Na primeira semana, tentei tudo. Fiz-lhe os pratos preferidos — bacalhau à Brás, arroz de pato — mas ele reclamava sempre: “Está sem sal”, “A tua mãe fazia melhor”. O cheiro a remédios misturava-se com o cheiro a comida e a ressentimento.

— Pai, tens de tomar os comprimidos agora — disse-lhe uma noite, já exausta.

Ele olhou-me com aqueles olhos cinzentos, duros como pedra.

— Não preciso que me digas o que fazer na minha própria vida.

Fui para o quarto e chorei baixinho. Senti-me uma criança outra vez, a tentar agradar-lhe sem nunca conseguir. Liguei à minha irmã, a Ana, que vive no Porto e só vinha a Lisboa nos fins de semana.

— Ele está impossível, Ana. Não sei quanto tempo aguento isto.

— Tens de ter paciência — respondeu ela. — Ele está doente, está assustado.

Mas ninguém via o que eu via: as noites em claro porque ele tossia sem parar; as discussões por causa do televisor sempre alto; o cheiro a tabaco escondido no ar, mesmo depois de eu lhe pedir para não fumar em casa.

Uma noite, acordei com um barulho estranho. Fui à sala e encontrei-o caído no chão.

— Pai! — gritei, ajoelhando-me ao lado dele.

Ele empurrou-me.

— Deixa-me! Não preciso da tua ajuda!

Chamei o INEM. No hospital, disseram-me que era só uma queda sem consequências graves. Mas eu sabia: estava a perder o controlo da situação.

Os dias passaram e as coisas pioraram. Ele recusava-se a tomar banho. Deixava comida espalhada pela casa. Uma vez encontrei-o a tentar sair sozinho para ir ao café da esquina.

— Não podes sair assim! — disse-lhe, desesperada.

— Não sou prisioneiro nesta casa! — gritou ele.

Comecei a faltar ao trabalho.

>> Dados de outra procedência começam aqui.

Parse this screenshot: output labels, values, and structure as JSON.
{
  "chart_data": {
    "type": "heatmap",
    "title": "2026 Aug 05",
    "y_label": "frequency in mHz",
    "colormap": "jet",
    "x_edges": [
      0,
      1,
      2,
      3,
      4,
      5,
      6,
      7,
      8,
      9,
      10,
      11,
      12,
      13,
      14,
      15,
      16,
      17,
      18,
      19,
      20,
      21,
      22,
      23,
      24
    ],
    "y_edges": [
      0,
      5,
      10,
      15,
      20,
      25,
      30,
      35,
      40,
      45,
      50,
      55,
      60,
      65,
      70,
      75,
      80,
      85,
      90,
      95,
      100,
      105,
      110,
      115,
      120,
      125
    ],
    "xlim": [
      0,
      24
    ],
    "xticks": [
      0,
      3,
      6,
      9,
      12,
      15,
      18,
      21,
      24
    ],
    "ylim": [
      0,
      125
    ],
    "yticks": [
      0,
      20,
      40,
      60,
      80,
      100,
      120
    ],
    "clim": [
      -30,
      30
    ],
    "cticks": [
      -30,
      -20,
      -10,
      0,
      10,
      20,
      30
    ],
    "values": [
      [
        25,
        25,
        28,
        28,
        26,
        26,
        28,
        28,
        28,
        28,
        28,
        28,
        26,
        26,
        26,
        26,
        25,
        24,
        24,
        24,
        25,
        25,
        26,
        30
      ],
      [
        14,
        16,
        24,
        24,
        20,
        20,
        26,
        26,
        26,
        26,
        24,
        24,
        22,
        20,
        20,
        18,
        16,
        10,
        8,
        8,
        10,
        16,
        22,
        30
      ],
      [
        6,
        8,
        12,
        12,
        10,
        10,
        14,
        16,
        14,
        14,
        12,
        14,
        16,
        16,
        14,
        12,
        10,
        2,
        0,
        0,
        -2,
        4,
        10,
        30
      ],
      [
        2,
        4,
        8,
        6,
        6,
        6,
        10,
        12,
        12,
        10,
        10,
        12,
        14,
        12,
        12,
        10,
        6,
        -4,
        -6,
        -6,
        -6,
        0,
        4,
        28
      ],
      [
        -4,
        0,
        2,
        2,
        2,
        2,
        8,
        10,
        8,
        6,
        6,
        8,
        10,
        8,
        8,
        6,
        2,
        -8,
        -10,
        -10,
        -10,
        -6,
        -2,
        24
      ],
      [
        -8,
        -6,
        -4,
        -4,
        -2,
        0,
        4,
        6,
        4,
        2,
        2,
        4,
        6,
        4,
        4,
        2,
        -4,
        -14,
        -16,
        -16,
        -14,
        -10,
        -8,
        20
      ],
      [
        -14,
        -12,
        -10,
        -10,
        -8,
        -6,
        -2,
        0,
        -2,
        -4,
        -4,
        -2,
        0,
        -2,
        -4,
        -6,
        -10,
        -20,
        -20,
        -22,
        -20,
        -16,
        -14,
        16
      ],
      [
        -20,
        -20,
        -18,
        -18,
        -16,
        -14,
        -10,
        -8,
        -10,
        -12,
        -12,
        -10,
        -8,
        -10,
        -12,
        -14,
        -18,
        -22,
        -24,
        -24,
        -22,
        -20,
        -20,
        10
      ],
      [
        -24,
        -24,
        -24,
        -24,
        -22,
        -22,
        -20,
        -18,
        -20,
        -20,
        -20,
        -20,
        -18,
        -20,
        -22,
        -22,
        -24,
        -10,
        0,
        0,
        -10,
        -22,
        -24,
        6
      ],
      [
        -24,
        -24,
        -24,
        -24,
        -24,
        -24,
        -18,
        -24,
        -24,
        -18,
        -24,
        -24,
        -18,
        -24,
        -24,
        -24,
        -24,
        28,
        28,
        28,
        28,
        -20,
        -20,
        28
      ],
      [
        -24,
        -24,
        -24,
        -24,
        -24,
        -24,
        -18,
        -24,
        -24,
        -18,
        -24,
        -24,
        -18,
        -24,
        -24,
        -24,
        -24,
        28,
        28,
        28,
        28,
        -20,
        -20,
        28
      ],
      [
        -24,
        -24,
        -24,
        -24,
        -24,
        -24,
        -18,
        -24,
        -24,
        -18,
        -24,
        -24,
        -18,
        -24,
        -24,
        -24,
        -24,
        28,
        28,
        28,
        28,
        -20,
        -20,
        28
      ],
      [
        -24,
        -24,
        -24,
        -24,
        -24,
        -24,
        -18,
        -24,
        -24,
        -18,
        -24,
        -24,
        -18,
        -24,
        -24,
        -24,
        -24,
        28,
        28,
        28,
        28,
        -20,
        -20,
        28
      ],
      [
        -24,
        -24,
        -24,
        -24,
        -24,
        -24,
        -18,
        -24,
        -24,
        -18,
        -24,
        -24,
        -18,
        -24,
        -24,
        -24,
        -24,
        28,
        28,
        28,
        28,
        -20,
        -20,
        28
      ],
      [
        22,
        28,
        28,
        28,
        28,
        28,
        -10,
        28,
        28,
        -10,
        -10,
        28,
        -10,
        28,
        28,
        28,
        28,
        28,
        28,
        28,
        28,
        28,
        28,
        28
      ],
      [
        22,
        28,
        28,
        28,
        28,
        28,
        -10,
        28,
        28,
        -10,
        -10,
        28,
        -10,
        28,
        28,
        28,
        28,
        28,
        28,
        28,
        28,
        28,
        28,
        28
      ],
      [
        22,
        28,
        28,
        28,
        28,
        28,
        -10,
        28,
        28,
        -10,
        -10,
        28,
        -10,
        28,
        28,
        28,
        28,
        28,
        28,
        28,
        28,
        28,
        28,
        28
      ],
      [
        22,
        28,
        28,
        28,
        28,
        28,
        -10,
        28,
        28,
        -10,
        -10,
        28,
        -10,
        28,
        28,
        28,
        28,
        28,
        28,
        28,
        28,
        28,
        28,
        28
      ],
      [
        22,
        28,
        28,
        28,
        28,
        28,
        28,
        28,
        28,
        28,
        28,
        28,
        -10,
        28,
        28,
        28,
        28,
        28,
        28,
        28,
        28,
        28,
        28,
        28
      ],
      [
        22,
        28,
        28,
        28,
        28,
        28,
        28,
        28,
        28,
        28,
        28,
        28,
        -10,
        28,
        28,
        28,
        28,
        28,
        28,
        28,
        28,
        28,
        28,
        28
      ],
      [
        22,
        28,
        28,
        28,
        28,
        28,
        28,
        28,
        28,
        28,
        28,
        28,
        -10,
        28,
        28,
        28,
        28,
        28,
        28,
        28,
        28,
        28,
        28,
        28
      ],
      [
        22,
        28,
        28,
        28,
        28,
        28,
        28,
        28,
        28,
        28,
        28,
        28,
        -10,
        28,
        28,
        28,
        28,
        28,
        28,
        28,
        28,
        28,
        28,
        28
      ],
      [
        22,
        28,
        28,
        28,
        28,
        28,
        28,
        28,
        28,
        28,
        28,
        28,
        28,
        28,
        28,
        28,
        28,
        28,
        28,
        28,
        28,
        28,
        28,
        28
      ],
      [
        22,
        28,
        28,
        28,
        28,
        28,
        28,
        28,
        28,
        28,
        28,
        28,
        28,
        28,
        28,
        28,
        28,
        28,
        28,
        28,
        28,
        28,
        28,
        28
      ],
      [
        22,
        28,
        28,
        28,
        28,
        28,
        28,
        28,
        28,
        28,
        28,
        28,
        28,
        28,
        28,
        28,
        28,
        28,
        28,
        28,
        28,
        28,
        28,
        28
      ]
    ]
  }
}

O meu chefe chamou-me à parte:

— Mariana, tens de decidir o que queres fazer. Não podes continuar assim.

Senti-me encurralada. A família ligava todos os dias:

— Como está o pai?

— Tens de ter mais paciência.

— Ele sempre foi difícil…

Mas ninguém se oferecia para ajudar. A Ana vinha aos fins de semana e ficava duas horas. O meu irmão Pedro dizia que tinha filhos pequenos e não podia fazer mais.

Uma tarde, depois de mais uma discussão por causa dos remédios, sentei-me na varanda e olhei para Lisboa lá em baixo. O Tejo brilhava ao longe e eu senti-me tão pequena como nunca antes.

Lembrei-me da infância: dos Natais em Santarém, do cheiro a lareira, das discussões entre os meus pais quando achavam que eu não ouvia. Lembrei-me do dia em que ele me disse que eu nunca ia ser ninguém porque era demasiado sensível.

Chorei tudo ali mesmo. Senti raiva dele, da família, de mim própria por não conseguir ser melhor filha.

Naquela noite tomei uma decisão. Liguei à assistente social do hospital e perguntei sobre lares de idosos.

— É uma decisão difícil — disse ela. — Mas às vezes é o melhor para todos.

No dia seguinte contei-lhe:

— Pai, já não consigo cuidar de ti sozinha. Vou procurar um lar onde possas ter os cuidados de que precisas.

Ele olhou para mim como se eu fosse uma estranha.

— Vais livrar-te de mim como se fosse um trapo velho?

Senti o coração a partir-se em mil pedaços.

— Não é isso… Eu tentei… Mas já não consigo…

Ele virou-me as costas e não falou mais comigo nesse dia.

Quando finalmente consegui vaga num lar em Odivelas, levei-o lá numa manhã cinzenta. O silêncio no carro era pesado como chumbo. Quando chegámos, ele recusou-se a sair do carro.

— Isto é uma prisão — murmurou ele.

Ajudei-o a entrar. Os olhos dele estavam cheios de lágrimas mas ele não chorou à minha frente. Eu também não chorei ali. Esperei até estar sozinha no carro para desabar.

A família ficou chocada:

— Como foste capaz?

— Ele sempre disse que nunca queria ir para um lar!

Ninguém quis saber das noites sem dormir, das discussões diárias, do medo constante de algo lhe acontecer enquanto eu estava no trabalho. Ninguém viu as feridas antigas a abrirem-se todos os dias naquela casa pequena em Lisboa.

Agora visito-o todas as semanas. Às vezes ele fala comigo, outras vezes ignora-me completamente. A culpa pesa-me nos ombros como uma manta molhada. Pergunto-me todos os dias se podia ter feito diferente.

Será que algum dia ele vai perdoar-me? Será que algum dia vou conseguir perdoar-me a mim própria? E vocês… o que fariam no meu lugar?